A Current AIM Program Small Cap Equity Holding: Standex International Corp. (SXI) by: Sean Halverson. “Time to take a different ‘Stand’ with Standex”


Standex International Corp. (SXI, $73.51): “Time to take a different ‘Stand’ with Standex”
By: Sean Halverson, AIM Student at Marquette University



Disclosure: The AIM Equity Fund currently holds this position. This article was written by myself, and it expresses my own opinions. I am not receiving compensation for it and I have no business relationship with any company whose stock is mentioned in this article.

Summary:

Standex International Corp. (NYSE: SXI) operates as a manufacturer of a variety of products and services for diverse commercial and industrial markets. The majority (68.3%) of their revenues come from the United States.

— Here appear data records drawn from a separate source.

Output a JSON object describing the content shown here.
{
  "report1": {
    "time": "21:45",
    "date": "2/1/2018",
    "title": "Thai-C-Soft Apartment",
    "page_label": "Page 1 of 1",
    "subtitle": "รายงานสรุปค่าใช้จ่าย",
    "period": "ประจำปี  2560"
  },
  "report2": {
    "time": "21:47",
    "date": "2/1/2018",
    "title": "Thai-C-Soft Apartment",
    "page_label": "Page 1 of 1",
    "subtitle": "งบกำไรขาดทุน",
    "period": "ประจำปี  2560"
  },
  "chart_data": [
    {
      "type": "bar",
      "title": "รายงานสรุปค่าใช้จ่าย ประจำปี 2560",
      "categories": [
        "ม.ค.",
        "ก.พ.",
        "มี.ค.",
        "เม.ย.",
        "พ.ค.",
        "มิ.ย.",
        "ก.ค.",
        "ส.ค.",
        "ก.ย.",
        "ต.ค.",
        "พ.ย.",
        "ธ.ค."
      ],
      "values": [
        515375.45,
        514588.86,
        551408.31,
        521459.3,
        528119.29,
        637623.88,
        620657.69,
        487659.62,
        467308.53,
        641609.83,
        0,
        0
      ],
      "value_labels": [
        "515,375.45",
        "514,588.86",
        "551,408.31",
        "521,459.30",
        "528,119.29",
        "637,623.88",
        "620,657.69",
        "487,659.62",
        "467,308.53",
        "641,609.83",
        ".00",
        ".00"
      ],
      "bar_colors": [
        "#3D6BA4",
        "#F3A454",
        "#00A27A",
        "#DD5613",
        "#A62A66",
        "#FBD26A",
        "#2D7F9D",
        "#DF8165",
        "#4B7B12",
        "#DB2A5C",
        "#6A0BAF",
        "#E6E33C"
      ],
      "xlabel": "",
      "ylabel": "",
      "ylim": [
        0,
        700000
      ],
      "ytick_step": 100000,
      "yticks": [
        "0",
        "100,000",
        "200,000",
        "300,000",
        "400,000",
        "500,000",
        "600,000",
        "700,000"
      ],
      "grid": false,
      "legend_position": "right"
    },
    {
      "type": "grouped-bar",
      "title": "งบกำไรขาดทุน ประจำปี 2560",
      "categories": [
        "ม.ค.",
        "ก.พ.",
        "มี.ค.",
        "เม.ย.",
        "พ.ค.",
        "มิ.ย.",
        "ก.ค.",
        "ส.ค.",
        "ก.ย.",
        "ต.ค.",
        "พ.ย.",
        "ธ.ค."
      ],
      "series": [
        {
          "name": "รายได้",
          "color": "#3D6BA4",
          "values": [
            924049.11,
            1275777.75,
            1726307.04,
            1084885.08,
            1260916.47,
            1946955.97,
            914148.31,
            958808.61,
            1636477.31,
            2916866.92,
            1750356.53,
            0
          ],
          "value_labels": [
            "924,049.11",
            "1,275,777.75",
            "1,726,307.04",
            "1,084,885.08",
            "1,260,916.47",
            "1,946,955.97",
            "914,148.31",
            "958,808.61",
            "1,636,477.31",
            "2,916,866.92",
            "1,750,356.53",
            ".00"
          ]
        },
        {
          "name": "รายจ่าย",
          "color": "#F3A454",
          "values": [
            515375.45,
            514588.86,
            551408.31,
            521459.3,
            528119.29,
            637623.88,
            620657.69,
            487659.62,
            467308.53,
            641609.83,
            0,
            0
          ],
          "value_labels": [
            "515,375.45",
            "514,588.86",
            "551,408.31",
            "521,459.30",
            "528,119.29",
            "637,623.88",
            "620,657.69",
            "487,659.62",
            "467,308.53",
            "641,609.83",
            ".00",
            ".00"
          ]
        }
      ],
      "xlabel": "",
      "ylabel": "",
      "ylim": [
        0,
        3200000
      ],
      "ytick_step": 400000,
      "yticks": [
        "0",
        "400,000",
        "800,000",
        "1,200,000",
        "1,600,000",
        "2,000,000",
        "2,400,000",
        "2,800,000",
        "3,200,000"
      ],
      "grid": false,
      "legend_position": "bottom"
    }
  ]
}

• SXI has announced their decision to sell off their Cooking Solutions business in spite of declining sales and to reposition the company.

• At the quarter to date, the stock price for SXI has experienced a 29.49% decrease which has caused serious questioning of the company.

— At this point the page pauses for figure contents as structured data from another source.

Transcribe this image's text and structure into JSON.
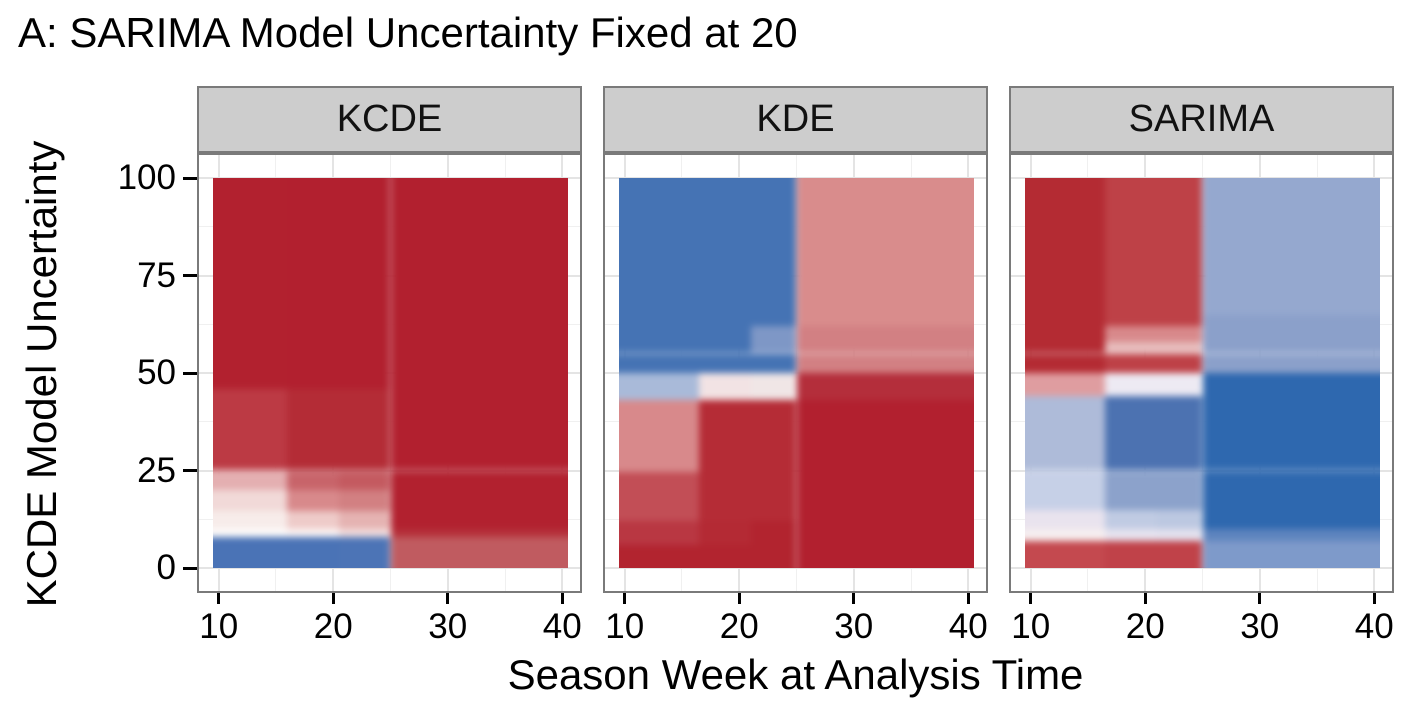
{
  "title": "A: SARIMA Model Uncertainty Fixed at 20",
  "axes": {
    "x_label": "Season Week at Analysis Time",
    "y_label": "KCDE Model Uncertainty"
  },
  "colors": {
    "background": "#FFFFFF",
    "panel_border": "#7A7A7A",
    "strip_background": "#CDCDCD",
    "strip_border": "#7A7A7A",
    "grid_major": "#E4E4E4",
    "grid_minor": "#F0F0F0",
    "tick_mark": "#000000",
    "text": "#000000",
    "heat_red_dark": "#B2202F",
    "heat_red_light": "#D8898B",
    "heat_white_mid": "#F5F0F0",
    "heat_blue_light": "#95A8CF",
    "heat_blue_dark": "#2E68AF"
  },
  "chart_data": {
    "type": "heatmap",
    "title": "A: SARIMA Model Uncertainty Fixed at 20",
    "xlabel": "Season Week at Analysis Time",
    "ylabel": "KCDE Model Uncertainty",
    "x_tick_values": [
      10,
      20,
      30,
      40
    ],
    "y_tick_values": [
      0,
      25,
      50,
      75,
      100
    ],
    "x_domain": [
      9.5,
      40.5
    ],
    "y_domain": [
      0,
      100
    ],
    "grid": {
      "x_major": [
        10,
        20,
        30,
        40
      ],
      "x_minor": [
        15,
        25,
        35
      ],
      "y_major": [
        0,
        25,
        50,
        75,
        100
      ],
      "y_minor": [
        12.5,
        37.5,
        62.5,
        87.5
      ]
    },
    "legend": "none (color encodes model comparison value: red high / blue low)",
    "panels": [
      {
        "label": "KCDE",
        "col_edges": [
          9.5,
          16,
          20.5,
          25,
          40.5
        ],
        "row_edges": [
          0,
          8,
          10,
          14.5,
          20,
          25,
          46,
          100
        ],
        "cell_colors": [
          [
            "#4A73B6",
            "#4A73B6",
            "#4C74B6",
            "#C05B60"
          ],
          [
            "#FEFCFB",
            "#FDF6F5",
            "#F3DEDD",
            "#B5303A"
          ],
          [
            "#F7ECEA",
            "#EECBC9",
            "#E5B3B2",
            "#B2212F"
          ],
          [
            "#F1D9D8",
            "#D8898B",
            "#D28082",
            "#B2212F"
          ],
          [
            "#E4AFB1",
            "#C8646A",
            "#C45A60",
            "#B2212F"
          ],
          [
            "#BC3A44",
            "#B42C36",
            "#B42C36",
            "#B2202F"
          ],
          [
            "#B2212F",
            "#B2202F",
            "#B2202F",
            "#B2202F"
          ]
        ]
      },
      {
        "label": "KDE",
        "col_edges": [
          9.5,
          16.5,
          21,
          25,
          40.5
        ],
        "row_edges": [
          0,
          6,
          12,
          24.5,
          43,
          50,
          55,
          62,
          100
        ],
        "cell_colors": [
          [
            "#B2242F",
            "#B2242F",
            "#B2242F",
            "#B2202F"
          ],
          [
            "#B93742",
            "#B42A34",
            "#B2242F",
            "#B2202F"
          ],
          [
            "#C24E56",
            "#B52C36",
            "#B52C36",
            "#B2202F"
          ],
          [
            "#D8898B",
            "#B52C36",
            "#B52C36",
            "#B2202F"
          ],
          [
            "#A9BAD9",
            "#F2E3E4",
            "#F0E6E6",
            "#B42E3B"
          ],
          [
            "#4573B4",
            "#4573B4",
            "#4573B4",
            "#D28083"
          ],
          [
            "#4573B4",
            "#4573B4",
            "#7E97C6",
            "#D28083"
          ],
          [
            "#4573B4",
            "#4573B4",
            "#4573B4",
            "#D98C8C"
          ]
        ]
      },
      {
        "label": "SARIMA",
        "col_edges": [
          9.5,
          16.5,
          21,
          25,
          40.5
        ],
        "row_edges": [
          0,
          7,
          10,
          15,
          25,
          44,
          50,
          55,
          58,
          62,
          65,
          100
        ],
        "cell_colors": [
          [
            "#C4494F",
            "#C04249",
            "#C04249",
            "#7E9ACA"
          ],
          [
            "#F6EEEF",
            "#E6E3EF",
            "#E3E1EE",
            "#5E84BE"
          ],
          [
            "#E9E3EE",
            "#C0CBE3",
            "#BCC8E1",
            "#2E68AF"
          ],
          [
            "#C6D0E7",
            "#8CA2CB",
            "#8CA2CB",
            "#2E68AF"
          ],
          [
            "#AEBBD9",
            "#4C72B1",
            "#4C72B1",
            "#2E68AF"
          ],
          [
            "#DF9DA0",
            "#EDEAF3",
            "#EDEAF3",
            "#2E68AF"
          ],
          [
            "#B42B33",
            "#BE4147",
            "#BE4147",
            "#8BA0CA"
          ],
          [
            "#B42B33",
            "#E7BCBC",
            "#E7BCBC",
            "#8BA0CA"
          ],
          [
            "#B42B33",
            "#D8898B",
            "#D8898B",
            "#8BA0CA"
          ],
          [
            "#B42B33",
            "#BE4147",
            "#BE4147",
            "#8BA0CA"
          ],
          [
            "#B42B33",
            "#BE4147",
            "#BE4147",
            "#95A8CF"
          ]
        ]
      }
    ]
  }
}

• The stock struggled through the end of October because of concerns surrounding a potential slowing of first quarter fiscal 2019 sales in Electronics, the company’s fastest growing segment. 

• Tariffs have beaten down the Hydraulics business which has put serious pricing pressures on certain areas of the segment.

Key points

In February of 2019, Standex International Corp. is going to be selling off their Cooking Solutions business in addition to acquiring two new companies, Agile Magnetics and Tenibac-Graphion. This is a movement by management to further develop their Engraving and Electronics segment. A driver behind the “modest” organic sales growth (2.4%) for Engraving was because of a low profitable plant in Virginia. The company has recently sold off the plant which declined sales for the segment, but was seen as a strategic choice to better the company in the long run.

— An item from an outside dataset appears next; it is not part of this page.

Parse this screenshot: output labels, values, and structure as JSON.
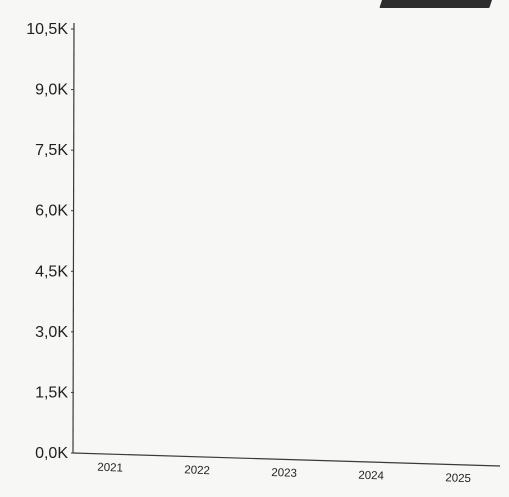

As tariffs rise with imports from China, Standex International Corp. is going to see even more struggles with trying to generate positive sales growth within their Hydraulics segment. The reason being that almost half of the cylinders they are importing are from China. The segment accounts for only 5.5% of total revenues for SXI; however, the segment will continue to be a drag on the company if tariffs remain unchanged.

There are expectations that SXI is planning to repurchase $100 million of the shares outstanding. Additionally, SXI has dedicated resources to making sure their shareholders are content; for example, they have paid consecutive quarterly dividends since 1964. Management believes that holding onto their shareholders is more important than canceling the dividend to drive stronger growth.

What has the stock done lately?

Since the acquisitions of both Agile Magnetics and Tenibac-Graphion, the stock has still not experienced positive growth. At October 26, 2018 the stock price was at a healthy $96.55. After earnings were released, the stock has violently dropped to new a low for the year. It has continued to decrease with no significant positive growth.

Past Year Performance:

SXI has seen ~15% increase in sales and ~30% increase in EBIT between June of 2017 and June of 2018. However, net income has decreased ~21% and its after-tax Return on Assets has declined from 5.98% to 4.11%. 

Source: FactSet

My Takeaway:

Although Standex International Corp. has seen sales growth from the end of 2017 and two new acquisitions to the company, it has not been representative in the value of the stock. The company appears to be creating value by divesting off slower pieces of its operations but the shareholder has suffered regardless of improvements to company’s business model. Even with hopeful expectations in 2019 with their Electronics segment, the stock has been a nightmare. With regards to Relative Returns (9mos) to the Russell 2000, SXI has underperformed at a frightening -19.06%. It is time to reconsider if the company is actually creating value for its business.